Vorbehalte und Ängste

Ein besonderes Augenmerk gilt den Angehörigen. «Wir wollen wissen, wie es ihnen geht und ob sie Hilfe benö­tigen», sagt Affolter. Auch wenn das weitere Vorgehen besprochen werde, würden die Angehörigen mit am Tisch sitzen. Denn etwa die Hälfte der Pa­tientinnen und Patienten kehre nach dem Spitalaufenthalt nach Hause zurück oder trete in ein Heim ein. Die andere Hälfte verstirbt im Spital. Die Aufenthaltsdauer in der Palliativmedizin beträgt im Durchschnitt 14 Tage. 

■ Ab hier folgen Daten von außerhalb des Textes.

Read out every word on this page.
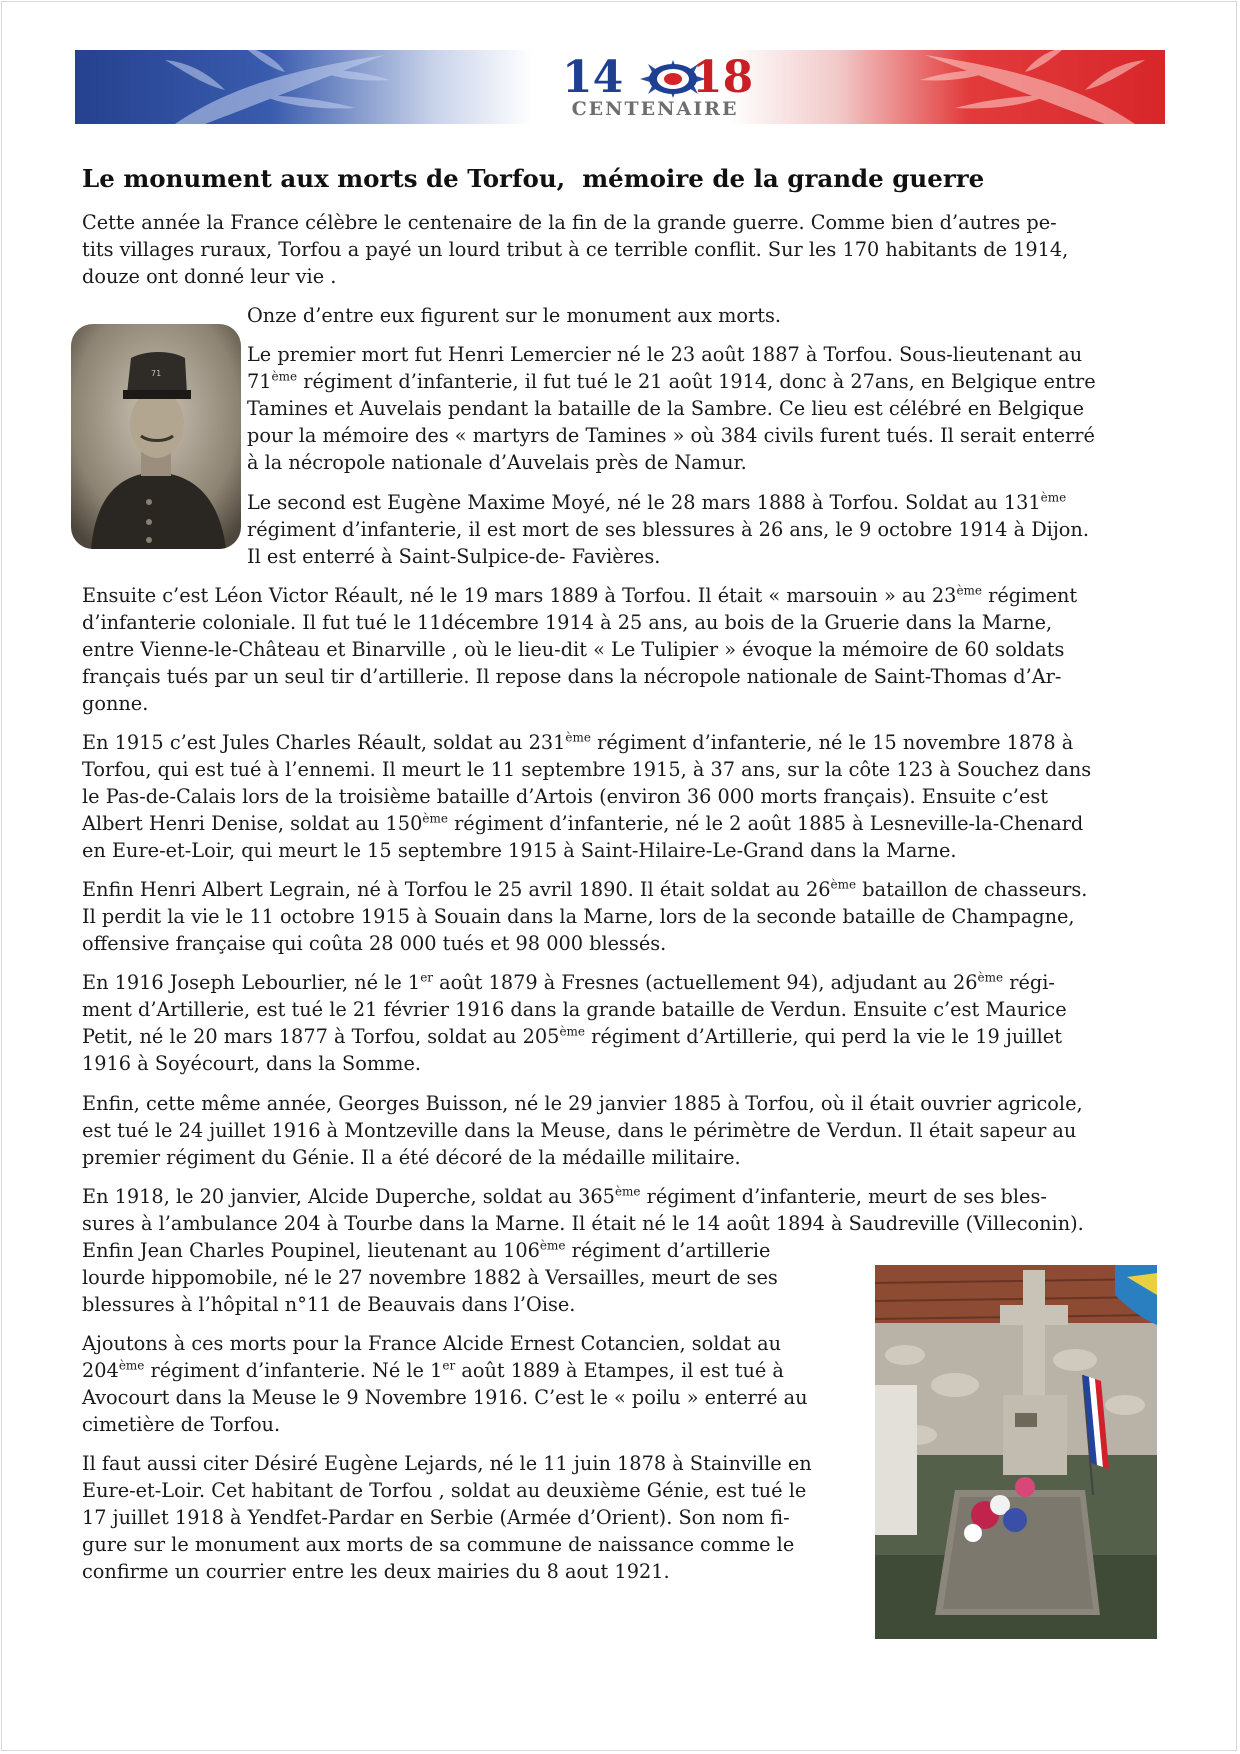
14 18
CENTENAIRE
Le monument aux morts de Torfou,  mémoire de la grande guerre
Cette année la France célèbre le centenaire de la fin de la grande guerre. Comme bien d’autres pe-
tits villages ruraux, Torfou a payé un lourd tribut à ce terrible conflit. Sur les 170 habitants de 1914,
douze ont donné leur vie .
Onze d’entre eux figurent sur le monument aux morts.
71
Le premier mort fut Henri Lemercier né le 23 août 1887 à Torfou. Sous-lieutenant au
71ème régiment d’infanterie, il fut tué le 21 août 1914, donc à 27ans, en Belgique entre
Tamines et Auvelais pendant la bataille de la Sambre. Ce lieu est célébré en Belgique
pour la mémoire des « martyrs de Tamines » où 384 civils furent tués. Il serait enterré
à la nécropole nationale d’Auvelais près de Namur.
Le second est Eugène Maxime Moyé, né le 28 mars 1888 à Torfou. Soldat au 131ème
régiment d’infanterie, il est mort de ses blessures à 26 ans, le 9 octobre 1914 à Dijon.
Il est enterré à Saint-Sulpice-de- Favières.
Ensuite c’est Léon Victor Réault, né le 19 mars 1889 à Torfou. Il était « marsouin » au 23ème régiment
d’infanterie coloniale. Il fut tué le 11décembre 1914 à 25 ans, au bois de la Gruerie dans la Marne,
entre Vienne-le-Château et Binarville , où le lieu-dit « Le Tulipier » évoque la mémoire de 60 soldats
français tués par un seul tir d’artillerie. Il repose dans la nécropole nationale de Saint-Thomas d’Ar-
gonne.
En 1915 c’est Jules Charles Réault, soldat au 231ème régiment d’infanterie, né le 15 novembre 1878 à
Torfou, qui est tué à l’ennemi. Il meurt le 11 septembre 1915, à 37 ans, sur la côte 123 à Souchez dans
le Pas-de-Calais lors de la troisième bataille d’Artois (environ 36 000 morts français). Ensuite c’est
Albert Henri Denise, soldat au 150ème régiment d’infanterie, né le 2 août 1885 à Lesneville-la-Chenard
en Eure-et-Loir, qui meurt le 15 septembre 1915 à Saint-Hilaire-Le-Grand dans la Marne.
Enfin Henri Albert Legrain, né à Torfou le 25 avril 1890. Il était soldat au 26ème bataillon de chasseurs.
Il perdit la vie le 11 octobre 1915 à Souain dans la Marne, lors de la seconde bataille de Champagne,
offensive française qui coûta 28 000 tués et 98 000 blessés.
En 1916 Joseph Lebourlier, né le 1er août 1879 à Fresnes (actuellement 94), adjudant au 26ème régi-
ment d’Artillerie, est tué le 21 février 1916 dans la grande bataille de Verdun. Ensuite c’est Maurice
Petit, né le 20 mars 1877 à Torfou, soldat au 205ème régiment d’Artillerie, qui perd la vie le 19 juillet
1916 à Soyécourt, dans la Somme.
Enfin, cette même année, Georges Buisson, né le 29 janvier 1885 à Torfou, où il était ouvrier agricole,
est tué le 24 juillet 1916 à Montzeville dans la Meuse, dans le périmètre de Verdun. Il était sapeur au
premier régiment du Génie. Il a été décoré de la médaille militaire.
En 1918, le 20 janvier, Alcide Duperche, soldat au 365ème régiment d’infanterie, meurt de ses bles-
sures à l’ambulance 204 à Tourbe dans la Marne. Il était né le 14 août 1894 à Saudreville (Villeconin).
Enfin Jean Charles Poupinel, lieutenant au 106ème régiment d’artillerie
lourde hippomobile, né le 27 novembre 1882 à Versailles, meurt de ses
blessures à l’hôpital n°11 de Beauvais dans l’Oise.
Ajoutons à ces morts pour la France Alcide Ernest Cotancien, soldat au
204ème régiment d’infanterie. Né le 1er août 1889 à Etampes, il est tué à
Avocourt dans la Meuse le 9 Novembre 1916. C’est le « poilu » enterré au
cimetière de Torfou.
Il faut aussi citer Désiré Eugène Lejards, né le 11 juin 1878 à Stainville en
Eure-et-Loir. Cet habitant de Torfou , soldat au deuxième Génie, est tué le
17 juillet 1918 à Yendfet-Pardar en Serbie (Armée d’Orient). Son nom fi-
gure sur le monument aux morts de sa commune de naissance comme le
confirme un courrier entre les deux mairies du 8 aout 1921.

Sie stelle oft fest, dass Patienten und Angehörige Vorbehalte gegenüber der Palliativmedizin hätten. Die Angst, dass man jemanden aufgebe und es nur ums Sterben gehe, sei tief verwurzelt. «Zu Unrecht», betont Affolter, «wir stellen keine Therapien oder Medikamente einfach so ein, sondern schauen, was wirklich hilft. Uns geht es darum, mit zusätzlicher Unterstützung Leiden zu mindern und die verbleibende Lebenszeit zu erleichtern.» Dazu gehöre etwa auch, Medikamente besser einzustellen, damit eine Rückkehr nach Hause wieder möglich sei. Die Nachbetreuung könnten dann die Spitex und der mobile Palliativdienst Emmental-Oberaargau übernehmen (siehe unten).

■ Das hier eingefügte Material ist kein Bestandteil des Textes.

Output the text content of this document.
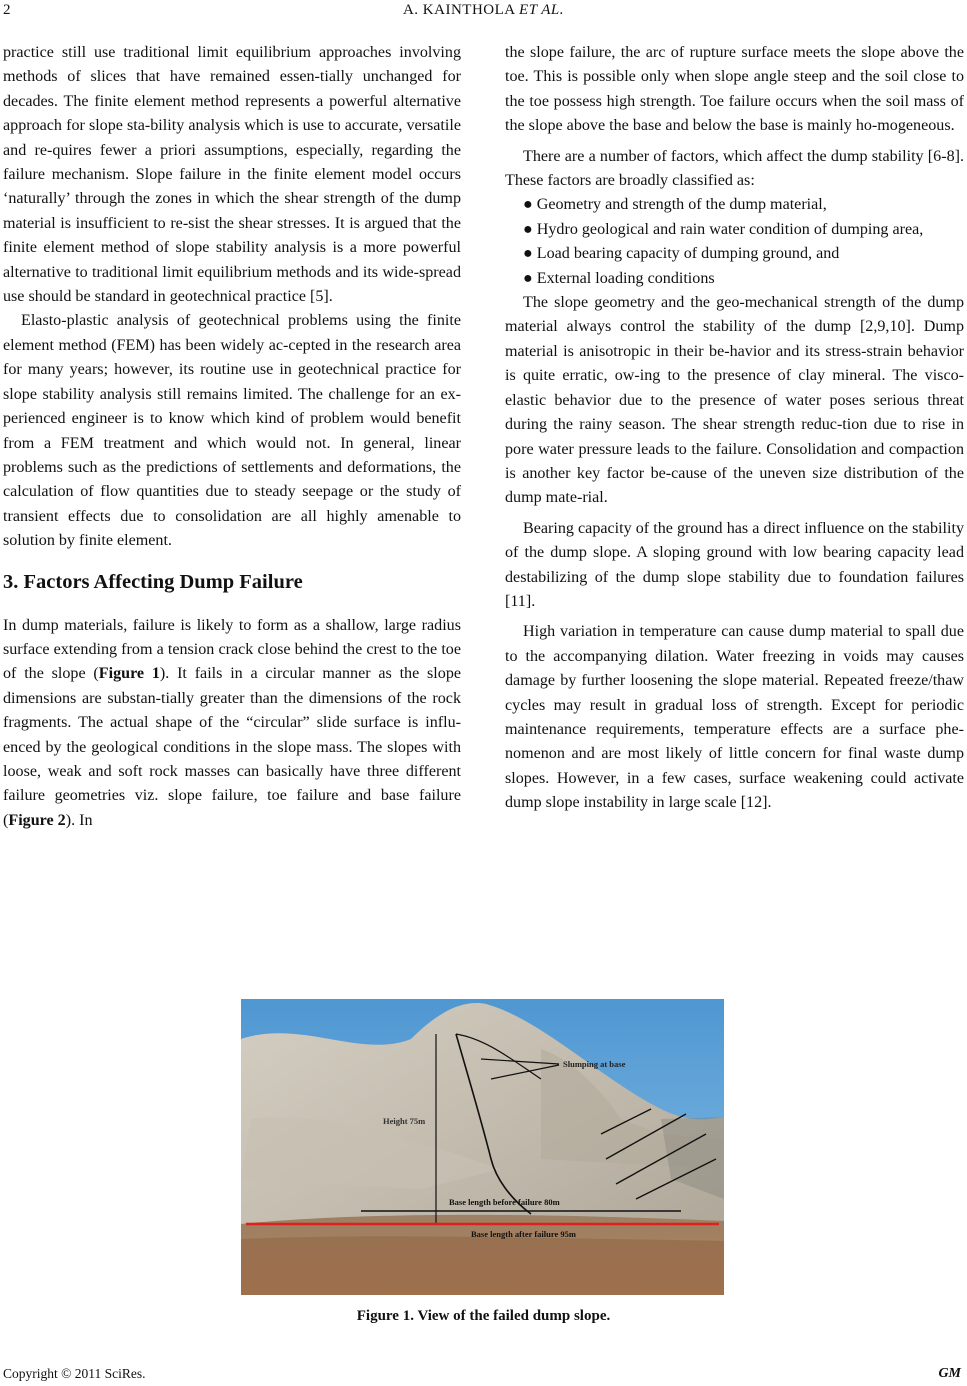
2	A. KAINTHOLA ET AL.

practice still use traditional limit equilibrium approaches involving methods of slices that have remained essen-tially unchanged for decades. The finite element method represents a powerful alternative approach for slope sta-bility analysis which is use to accurate, versatile and re-quires fewer a priori assumptions, especially, regarding the failure mechanism. Slope failure in the finite element model occurs ‘naturally’ through the zones in which the shear strength of the dump material is insufficient to re-sist the shear stresses. It is argued that the finite element method of slope stability analysis is a more powerful alternative to traditional limit equilibrium methods and its wide-spread use should be standard in geotechnical practice [5].

Elasto-plastic analysis of geotechnical problems using the finite element method (FEM) has been widely ac-cepted in the research area for many years; however, its routine use in geotechnical practice for slope stability analysis still remains limited. The challenge for an ex-perienced engineer is to know which kind of problem would benefit from a FEM treatment and which would not. In general, linear problems such as the predictions of settlements and deformations, the calculation of flow quantities due to steady seepage or the study of transient effects due to consolidation are all highly amenable to solution by finite element.

3. Factors Affecting Dump Failure

In dump materials, failure is likely to form as a shallow, large radius surface extending from a tension crack close behind the crest to the toe of the slope (Figure 1). It fails in a circular manner as the slope dimensions are substan-tially greater than the dimensions of the rock fragments. The actual shape of the “circular” slide surface is influ-enced by the geological conditions in the slope mass. The slopes with loose, weak and soft rock masses can basically have three different failure geometries viz. slope failure, toe failure and base failure (Figure 2). In

the slope failure, the arc of rupture surface meets the slope above the toe. This is possible only when slope angle steep and the soil close to the toe possess high strength. Toe failure occurs when the soil mass of the slope above the base and below the base is mainly ho-mogeneous.

There are a number of factors, which affect the dump stability [6-8]. These factors are broadly classified as:

● Geometry and strength of the dump material,

● Hydro geological and rain water condition of dumping area,

● Load bearing capacity of dumping ground, and

● External loading conditions

The slope geometry and the geo-mechanical strength of the dump material always control the stability of the dump [2,9,10]. Dump material is anisotropic in their be-havior and its stress-strain behavior is quite erratic, ow-ing to the presence of clay mineral. The visco-elastic behavior due to the presence of water poses serious threat during the rainy season. The shear strength reduc-tion due to rise in pore water pressure leads to the failure. Consolidation and compaction is another key factor be-cause of the uneven size distribution of the dump mate-rial.

Bearing capacity of the ground has a direct influence on the stability of the dump slope. A sloping ground with low bearing capacity lead destabilizing of the dump slope stability due to foundation failures [11].

High variation in temperature can cause dump material to spall due to the accompanying dilation. Water freezing in voids may causes damage by further loosening the slope material. Repeated freeze/thaw cycles may result in gradual loss of strength. Except for periodic maintenance requirements, temperature effects are a surface phe-nomenon and are most likely of little concern for final waste dump slopes. However, in a few cases, surface weakening could activate dump slope instability in large scale [12].

Slumping at base
Height 75m
Base length before failure 80m
Base length after failure 95m
Figure 1. View of the failed dump slope.
Copyright © 2011 SciRes.	GM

Mobiler Palliativdienst arbeitet auch mit Freiwilligen

Das spezialisierte Team des mobilen Palliativdienstes Emmental-Oberaargau betreut und unterstützt Klienten und Klientinnen und ihre Angehörigen in komplexen Situationen zu Hause. Nun soll ein Team von Frei-willigen das Angebot ergänzen. Dazu würden insbesondere im oberen Emmental noch Leute gesucht, sagt die Leiterin Birgit Nägeli. Eine
pflegerische Ausbildung werde nicht verlangt, einzig der Grundkurs in Palliativ Care sei erforderlich. «Man muss zum Beispiel damit umgehen können, dass jemand während des Einsatzes verstirbt.» Oft gehe es darum, die Nachtwache zu übernehmen, für die Patientinnen und Patienten da zu sein, sie mit kleinen Handreichungen zu unterstützen, so dass

die Angehörigen entlastet würden, erklärt Nägeli. Für die Klientinnen und Klienten sei der Dienst kostenlos. Die Freiwilligen erhalten die Spesen sowie die Kurskosten erstattet.


Keine Konkurrenz

Es gibt bereits ähnliche Angebote von anderen Organisationen, etwa vom Verein Begleitung Schwerkranker oder vom SRK. Das sei ihnen bewusst, sagt Nägeli. Sie sähen sich aber nicht als Konkurrenz, sondern als Ergänzung. «Bei unseren Klientinnen und Klienten ist die Lebenserwartung oft kurz, einige Wochen oder Monate, und die Situation komplex.» Deshalb könnten die Freiwilligen rund um die Uhr einen Pikettdienst anrufen. Hinter dem mobilen Palliativdienst stehen Spitexorganisationen sowie die Spitäler Emmental und Region Oberaargau.